MT : There is, to me, a scepticism of the academic study of literature. You seem to think academics don’t have a feeling for literature. What is this feeling/sensibility that you think academics lack?

GJ : I admire many academic books, but on the whole they are the ones that tend to deal with earlier literatures or cultures. John Jones’s books on Wordsworth and Keats and Dostoevsky and Greek tragedy are wonderful and I will always want to have them by me. One of the most important books in my intellectual formation was Erich Heller’s The Ironic German , a study of Thomas Mann. There are wonderful books on Shakespeare and Chaucer. But there is something about modern art that is deeply at odds with the whole notion of ‘discourse about’ and that is what academic work is – whether it’s old-fashioned or new-fangled, ‘English’ or ‘continental’. I won’t go so far as a friend of mine, whose father was a painter and who said that as he was growing up he vowed that the one thing he would never become was an art historian, for of all the people who stood in front of his father’s pictures and commented on them the stupidest were invariably the art historians (ironically, an irony he savours, he is now an art historian) – but I know just what he means.

MT : What poets, novelists, philosophers, critics writing now (in any language) do you rate most highly?

GJ : I will read anything by Muriel Spark, Aharon Appelfeld, and Peter Handke (who’s been trying my patience more and more). I loved Yehuda Amichai’s poetry and Thomas Bernhard’s novels, but you ask me about those writing now. I enjoy reading Michael Wood’s criticism and the art history of Joseph Koerner. His book on Caspar David Friedrich , along with Jean Echenoz’s novel, Ravel , have been recent joyful reading experiences. I’m sure there are lots of fine writers I haven’t come across, but even if there aren’t there are enough books I want to reread to keep me occupied till the day I die. We all experience the Mallarméan ‘Le monde est triste, hélas, et j’ai lu tous les livres’, but that is usually a temporary feeling, to be balanced by Lucien Freud’s: ‘When I lose my way in my work and nothing seems worth doing any more a visit to the National Gallery soon returns me to the sense of what art can do and how much there is still to be done.’

Two little mottos that have stood me in good stead: John Berryman’s: ‘Write as short as you can/ In order/ Of what matters.’ And Stravinsky’s: ‘Had Beethoven had Mozart’s lyric gifts he would never have developed his rhythmic capacities to the extent he did.’

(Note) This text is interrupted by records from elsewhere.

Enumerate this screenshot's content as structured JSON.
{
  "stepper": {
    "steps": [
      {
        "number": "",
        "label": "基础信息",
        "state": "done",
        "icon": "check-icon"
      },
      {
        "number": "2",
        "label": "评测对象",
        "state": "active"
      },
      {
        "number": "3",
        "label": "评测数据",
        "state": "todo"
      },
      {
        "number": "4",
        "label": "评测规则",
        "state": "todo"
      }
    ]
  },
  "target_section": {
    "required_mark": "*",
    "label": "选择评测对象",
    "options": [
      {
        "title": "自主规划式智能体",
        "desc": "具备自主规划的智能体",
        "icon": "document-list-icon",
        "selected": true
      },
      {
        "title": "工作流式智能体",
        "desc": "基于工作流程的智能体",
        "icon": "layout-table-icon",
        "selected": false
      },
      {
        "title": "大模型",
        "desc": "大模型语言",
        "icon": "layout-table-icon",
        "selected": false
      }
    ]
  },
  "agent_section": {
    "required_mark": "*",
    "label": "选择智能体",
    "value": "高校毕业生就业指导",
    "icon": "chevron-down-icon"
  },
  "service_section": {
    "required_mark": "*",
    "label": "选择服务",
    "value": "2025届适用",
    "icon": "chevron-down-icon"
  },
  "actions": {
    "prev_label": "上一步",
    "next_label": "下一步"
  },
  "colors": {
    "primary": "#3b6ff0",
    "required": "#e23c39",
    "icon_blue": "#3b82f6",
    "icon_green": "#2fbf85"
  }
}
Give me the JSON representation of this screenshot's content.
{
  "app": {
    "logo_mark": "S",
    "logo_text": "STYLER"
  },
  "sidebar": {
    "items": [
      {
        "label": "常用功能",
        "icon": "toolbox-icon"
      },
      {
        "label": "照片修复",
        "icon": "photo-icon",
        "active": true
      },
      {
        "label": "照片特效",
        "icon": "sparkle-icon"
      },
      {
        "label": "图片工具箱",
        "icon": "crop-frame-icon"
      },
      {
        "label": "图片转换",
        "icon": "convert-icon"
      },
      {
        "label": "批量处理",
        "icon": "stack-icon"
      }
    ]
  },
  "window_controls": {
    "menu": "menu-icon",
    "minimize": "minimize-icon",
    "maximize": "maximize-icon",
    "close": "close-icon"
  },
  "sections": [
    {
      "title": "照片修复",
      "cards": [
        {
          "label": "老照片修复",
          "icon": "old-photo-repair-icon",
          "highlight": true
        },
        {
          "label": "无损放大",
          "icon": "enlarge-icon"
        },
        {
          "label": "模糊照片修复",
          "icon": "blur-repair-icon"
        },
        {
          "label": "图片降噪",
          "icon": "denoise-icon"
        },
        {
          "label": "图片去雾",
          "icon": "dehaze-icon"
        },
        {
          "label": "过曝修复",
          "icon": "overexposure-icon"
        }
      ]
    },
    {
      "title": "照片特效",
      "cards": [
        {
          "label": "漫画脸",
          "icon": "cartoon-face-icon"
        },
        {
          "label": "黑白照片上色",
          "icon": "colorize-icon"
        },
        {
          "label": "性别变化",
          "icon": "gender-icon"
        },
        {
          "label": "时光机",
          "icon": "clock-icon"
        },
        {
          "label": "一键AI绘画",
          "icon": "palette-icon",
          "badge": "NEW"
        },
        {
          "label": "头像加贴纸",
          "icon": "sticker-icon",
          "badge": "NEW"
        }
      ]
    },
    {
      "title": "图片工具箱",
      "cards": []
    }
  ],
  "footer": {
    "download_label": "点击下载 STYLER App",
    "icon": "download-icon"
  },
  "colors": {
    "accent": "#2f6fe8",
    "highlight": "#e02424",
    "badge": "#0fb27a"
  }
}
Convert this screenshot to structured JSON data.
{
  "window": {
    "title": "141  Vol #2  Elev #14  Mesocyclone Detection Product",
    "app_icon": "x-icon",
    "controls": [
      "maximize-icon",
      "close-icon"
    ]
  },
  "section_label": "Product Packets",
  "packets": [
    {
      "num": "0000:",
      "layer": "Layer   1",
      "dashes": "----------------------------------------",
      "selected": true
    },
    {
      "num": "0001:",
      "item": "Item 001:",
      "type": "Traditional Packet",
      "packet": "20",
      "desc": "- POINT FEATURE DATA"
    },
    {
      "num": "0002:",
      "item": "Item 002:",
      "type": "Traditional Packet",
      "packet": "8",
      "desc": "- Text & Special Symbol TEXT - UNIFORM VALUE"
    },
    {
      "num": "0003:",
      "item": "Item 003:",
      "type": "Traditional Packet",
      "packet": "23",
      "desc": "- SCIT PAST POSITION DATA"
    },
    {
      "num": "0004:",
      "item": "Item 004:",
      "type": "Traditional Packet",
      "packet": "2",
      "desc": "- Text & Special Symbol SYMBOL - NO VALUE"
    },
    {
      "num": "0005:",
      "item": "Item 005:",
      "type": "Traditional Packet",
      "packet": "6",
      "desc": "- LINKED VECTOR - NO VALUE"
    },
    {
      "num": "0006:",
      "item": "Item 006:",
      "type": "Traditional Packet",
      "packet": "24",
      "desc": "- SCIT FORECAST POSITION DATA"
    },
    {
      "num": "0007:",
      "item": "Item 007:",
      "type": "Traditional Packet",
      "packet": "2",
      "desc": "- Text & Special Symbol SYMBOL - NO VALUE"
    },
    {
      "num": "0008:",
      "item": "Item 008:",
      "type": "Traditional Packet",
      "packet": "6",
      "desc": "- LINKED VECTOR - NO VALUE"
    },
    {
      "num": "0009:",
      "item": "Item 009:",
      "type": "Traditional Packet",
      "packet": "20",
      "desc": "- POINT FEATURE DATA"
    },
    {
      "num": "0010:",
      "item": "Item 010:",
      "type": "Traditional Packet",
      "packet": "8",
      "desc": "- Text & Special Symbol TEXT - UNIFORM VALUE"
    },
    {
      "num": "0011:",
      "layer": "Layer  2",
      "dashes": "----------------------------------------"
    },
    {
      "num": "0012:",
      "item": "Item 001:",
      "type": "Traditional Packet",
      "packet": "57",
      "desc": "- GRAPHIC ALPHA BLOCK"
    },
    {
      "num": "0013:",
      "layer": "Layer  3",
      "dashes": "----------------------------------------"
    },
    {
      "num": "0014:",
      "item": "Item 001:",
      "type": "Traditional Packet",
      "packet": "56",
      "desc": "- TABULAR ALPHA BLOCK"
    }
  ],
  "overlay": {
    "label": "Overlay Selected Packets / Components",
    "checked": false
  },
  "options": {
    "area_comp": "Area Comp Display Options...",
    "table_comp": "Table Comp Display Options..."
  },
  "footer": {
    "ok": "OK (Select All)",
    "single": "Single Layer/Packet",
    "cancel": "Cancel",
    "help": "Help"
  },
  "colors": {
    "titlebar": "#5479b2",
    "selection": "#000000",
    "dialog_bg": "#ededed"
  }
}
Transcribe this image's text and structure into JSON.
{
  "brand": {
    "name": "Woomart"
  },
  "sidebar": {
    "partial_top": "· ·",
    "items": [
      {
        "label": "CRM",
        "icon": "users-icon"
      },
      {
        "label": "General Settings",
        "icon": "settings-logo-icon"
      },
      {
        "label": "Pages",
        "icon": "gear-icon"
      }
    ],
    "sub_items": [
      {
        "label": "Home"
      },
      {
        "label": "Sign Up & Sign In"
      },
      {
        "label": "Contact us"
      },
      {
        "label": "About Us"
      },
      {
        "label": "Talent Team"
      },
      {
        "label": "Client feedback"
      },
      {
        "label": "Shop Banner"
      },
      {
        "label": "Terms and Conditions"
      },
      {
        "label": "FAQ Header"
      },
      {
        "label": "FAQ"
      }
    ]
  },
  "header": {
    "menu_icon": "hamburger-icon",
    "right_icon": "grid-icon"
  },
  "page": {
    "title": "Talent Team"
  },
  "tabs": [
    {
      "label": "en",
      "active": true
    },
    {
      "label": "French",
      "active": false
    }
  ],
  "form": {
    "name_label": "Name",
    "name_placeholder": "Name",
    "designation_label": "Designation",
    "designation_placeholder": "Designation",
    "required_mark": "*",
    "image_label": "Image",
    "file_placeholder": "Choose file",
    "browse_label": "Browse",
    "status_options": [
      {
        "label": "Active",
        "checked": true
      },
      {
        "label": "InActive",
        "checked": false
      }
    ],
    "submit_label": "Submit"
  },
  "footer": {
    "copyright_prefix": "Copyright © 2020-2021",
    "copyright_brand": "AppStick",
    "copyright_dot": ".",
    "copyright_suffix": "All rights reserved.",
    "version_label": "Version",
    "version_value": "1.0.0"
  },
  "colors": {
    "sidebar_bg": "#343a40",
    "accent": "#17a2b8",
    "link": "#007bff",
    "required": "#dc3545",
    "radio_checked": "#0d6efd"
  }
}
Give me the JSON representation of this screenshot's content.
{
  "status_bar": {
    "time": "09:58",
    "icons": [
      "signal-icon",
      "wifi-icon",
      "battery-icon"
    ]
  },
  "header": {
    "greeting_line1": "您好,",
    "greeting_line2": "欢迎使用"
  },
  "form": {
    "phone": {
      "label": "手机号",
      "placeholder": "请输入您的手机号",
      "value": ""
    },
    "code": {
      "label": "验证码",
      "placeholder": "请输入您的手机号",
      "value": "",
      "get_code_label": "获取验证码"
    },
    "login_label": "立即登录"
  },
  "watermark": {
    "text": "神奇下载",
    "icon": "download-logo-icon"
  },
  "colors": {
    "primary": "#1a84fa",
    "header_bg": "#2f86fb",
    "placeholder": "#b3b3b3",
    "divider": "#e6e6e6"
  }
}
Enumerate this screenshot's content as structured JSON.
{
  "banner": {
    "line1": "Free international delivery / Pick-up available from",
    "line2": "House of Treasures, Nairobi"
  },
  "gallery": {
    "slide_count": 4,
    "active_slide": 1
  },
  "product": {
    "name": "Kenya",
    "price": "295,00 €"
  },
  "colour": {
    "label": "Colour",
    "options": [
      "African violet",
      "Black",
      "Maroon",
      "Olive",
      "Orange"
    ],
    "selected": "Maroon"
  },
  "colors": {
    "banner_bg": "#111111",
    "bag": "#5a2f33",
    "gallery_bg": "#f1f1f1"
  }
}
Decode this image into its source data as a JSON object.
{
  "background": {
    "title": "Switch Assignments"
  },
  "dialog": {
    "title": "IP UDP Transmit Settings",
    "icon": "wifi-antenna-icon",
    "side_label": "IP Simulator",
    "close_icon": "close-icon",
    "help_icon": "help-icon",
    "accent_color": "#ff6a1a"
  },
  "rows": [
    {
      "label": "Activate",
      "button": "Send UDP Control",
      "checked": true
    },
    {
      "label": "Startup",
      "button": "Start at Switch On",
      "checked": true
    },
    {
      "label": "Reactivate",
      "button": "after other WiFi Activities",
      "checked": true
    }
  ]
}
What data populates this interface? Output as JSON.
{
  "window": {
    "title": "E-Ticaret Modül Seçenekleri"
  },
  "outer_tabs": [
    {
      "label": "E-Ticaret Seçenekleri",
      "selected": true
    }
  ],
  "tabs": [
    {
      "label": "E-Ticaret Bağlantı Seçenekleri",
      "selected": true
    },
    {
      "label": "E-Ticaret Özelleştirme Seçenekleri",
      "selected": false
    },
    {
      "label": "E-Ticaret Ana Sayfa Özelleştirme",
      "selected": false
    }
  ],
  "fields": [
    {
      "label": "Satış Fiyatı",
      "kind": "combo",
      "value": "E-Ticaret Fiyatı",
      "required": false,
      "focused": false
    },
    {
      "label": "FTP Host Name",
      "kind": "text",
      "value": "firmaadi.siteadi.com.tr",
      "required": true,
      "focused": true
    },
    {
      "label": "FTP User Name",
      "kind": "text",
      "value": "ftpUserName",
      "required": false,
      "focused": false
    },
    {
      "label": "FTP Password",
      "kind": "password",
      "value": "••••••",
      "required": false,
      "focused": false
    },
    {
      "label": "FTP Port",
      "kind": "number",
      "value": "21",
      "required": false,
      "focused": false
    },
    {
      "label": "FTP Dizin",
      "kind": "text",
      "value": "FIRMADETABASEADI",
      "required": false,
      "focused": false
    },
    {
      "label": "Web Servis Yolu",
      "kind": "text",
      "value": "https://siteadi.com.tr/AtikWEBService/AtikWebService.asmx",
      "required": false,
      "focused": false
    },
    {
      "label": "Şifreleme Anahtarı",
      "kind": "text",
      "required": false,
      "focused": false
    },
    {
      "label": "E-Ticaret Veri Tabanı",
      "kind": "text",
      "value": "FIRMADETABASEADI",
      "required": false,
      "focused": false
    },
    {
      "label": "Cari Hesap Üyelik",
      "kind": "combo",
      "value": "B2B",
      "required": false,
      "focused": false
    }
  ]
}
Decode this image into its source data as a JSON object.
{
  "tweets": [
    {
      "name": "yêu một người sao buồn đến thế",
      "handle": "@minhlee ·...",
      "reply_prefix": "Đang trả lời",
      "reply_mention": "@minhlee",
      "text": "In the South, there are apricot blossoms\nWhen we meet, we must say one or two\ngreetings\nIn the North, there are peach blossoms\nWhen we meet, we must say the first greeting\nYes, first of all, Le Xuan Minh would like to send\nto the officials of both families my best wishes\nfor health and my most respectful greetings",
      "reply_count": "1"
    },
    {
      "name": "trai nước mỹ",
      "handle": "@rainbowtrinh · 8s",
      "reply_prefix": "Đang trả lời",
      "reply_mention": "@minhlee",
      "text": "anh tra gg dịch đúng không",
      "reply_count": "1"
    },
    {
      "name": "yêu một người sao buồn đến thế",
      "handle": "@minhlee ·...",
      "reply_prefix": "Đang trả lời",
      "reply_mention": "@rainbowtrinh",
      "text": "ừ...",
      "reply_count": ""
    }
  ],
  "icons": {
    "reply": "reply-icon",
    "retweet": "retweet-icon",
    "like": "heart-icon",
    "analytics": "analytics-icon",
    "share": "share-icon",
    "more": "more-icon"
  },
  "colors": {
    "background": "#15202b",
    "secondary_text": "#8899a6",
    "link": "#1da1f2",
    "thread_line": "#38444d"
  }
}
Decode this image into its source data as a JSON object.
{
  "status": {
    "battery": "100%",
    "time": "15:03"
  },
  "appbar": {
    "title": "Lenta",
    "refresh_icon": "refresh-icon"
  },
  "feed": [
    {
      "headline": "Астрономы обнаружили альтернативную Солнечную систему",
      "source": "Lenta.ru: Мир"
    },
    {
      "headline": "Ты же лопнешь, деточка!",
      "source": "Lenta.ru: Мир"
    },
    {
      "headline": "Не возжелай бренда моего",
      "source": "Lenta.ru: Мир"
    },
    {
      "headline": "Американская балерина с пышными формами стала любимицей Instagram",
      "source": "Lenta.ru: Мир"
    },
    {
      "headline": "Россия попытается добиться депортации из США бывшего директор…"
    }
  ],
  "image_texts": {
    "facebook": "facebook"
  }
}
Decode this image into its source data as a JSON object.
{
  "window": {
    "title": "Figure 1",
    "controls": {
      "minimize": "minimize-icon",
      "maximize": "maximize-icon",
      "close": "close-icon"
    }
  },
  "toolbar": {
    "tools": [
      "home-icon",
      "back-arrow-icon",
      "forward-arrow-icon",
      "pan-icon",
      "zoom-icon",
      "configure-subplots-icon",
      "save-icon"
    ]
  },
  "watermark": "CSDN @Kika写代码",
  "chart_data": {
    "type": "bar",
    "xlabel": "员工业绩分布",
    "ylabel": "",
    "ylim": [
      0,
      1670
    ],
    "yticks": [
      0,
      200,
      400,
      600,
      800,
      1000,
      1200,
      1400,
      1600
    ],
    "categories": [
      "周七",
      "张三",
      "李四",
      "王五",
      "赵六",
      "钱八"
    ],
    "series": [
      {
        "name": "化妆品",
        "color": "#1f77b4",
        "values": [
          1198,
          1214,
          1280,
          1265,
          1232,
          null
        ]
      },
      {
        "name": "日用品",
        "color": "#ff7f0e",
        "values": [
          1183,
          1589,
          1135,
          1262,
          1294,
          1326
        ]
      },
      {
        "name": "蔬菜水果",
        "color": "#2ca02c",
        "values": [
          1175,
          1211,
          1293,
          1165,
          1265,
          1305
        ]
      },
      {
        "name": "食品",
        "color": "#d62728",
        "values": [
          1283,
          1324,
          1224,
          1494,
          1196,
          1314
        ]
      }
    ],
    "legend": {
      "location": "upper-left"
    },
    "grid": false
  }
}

About the Borges essay you are putting online: I’ve always loved Borges, ever since I first read him as an undergraduate student at Oxford. I had never heard of him but found a French translation of Ficciones (the French, or rather, Roger Caillois first introduced him to Western Europe, in those hideous yellow NRF Gallimard covers they used for their South American stuff) and shortly after that Encounter published some of his stories and by the late sixties he was as much of a cult figure as Beckett. But I always felt that he had been misunderstood, that he had been hailed as the creator of labyrinths and imaginary worlds, whereas while it was clear that these fascinated him, it was also clear to me that for him such worlds were the enemies, that what he wanted to convey was how precious this world and all its details is – but in order to do that in fiction you have to create a sense of how it is threatened – you have to find a way of conveying what Wallace Stevens called ‘the plain sense of things’ and what Beckett struggled with when he talked about ‘imagination dead imagine’. Reading Kierkegaard much later I saw how an understanding of what Kierkegaard says about novels and endings in the Preface to The Book About Adler and elsewhere can help us understand Borges. When I was invited to take part in a Borges symposium that seemed the chance to see if my intuition held up – and the piece in the book is the result of that invitation.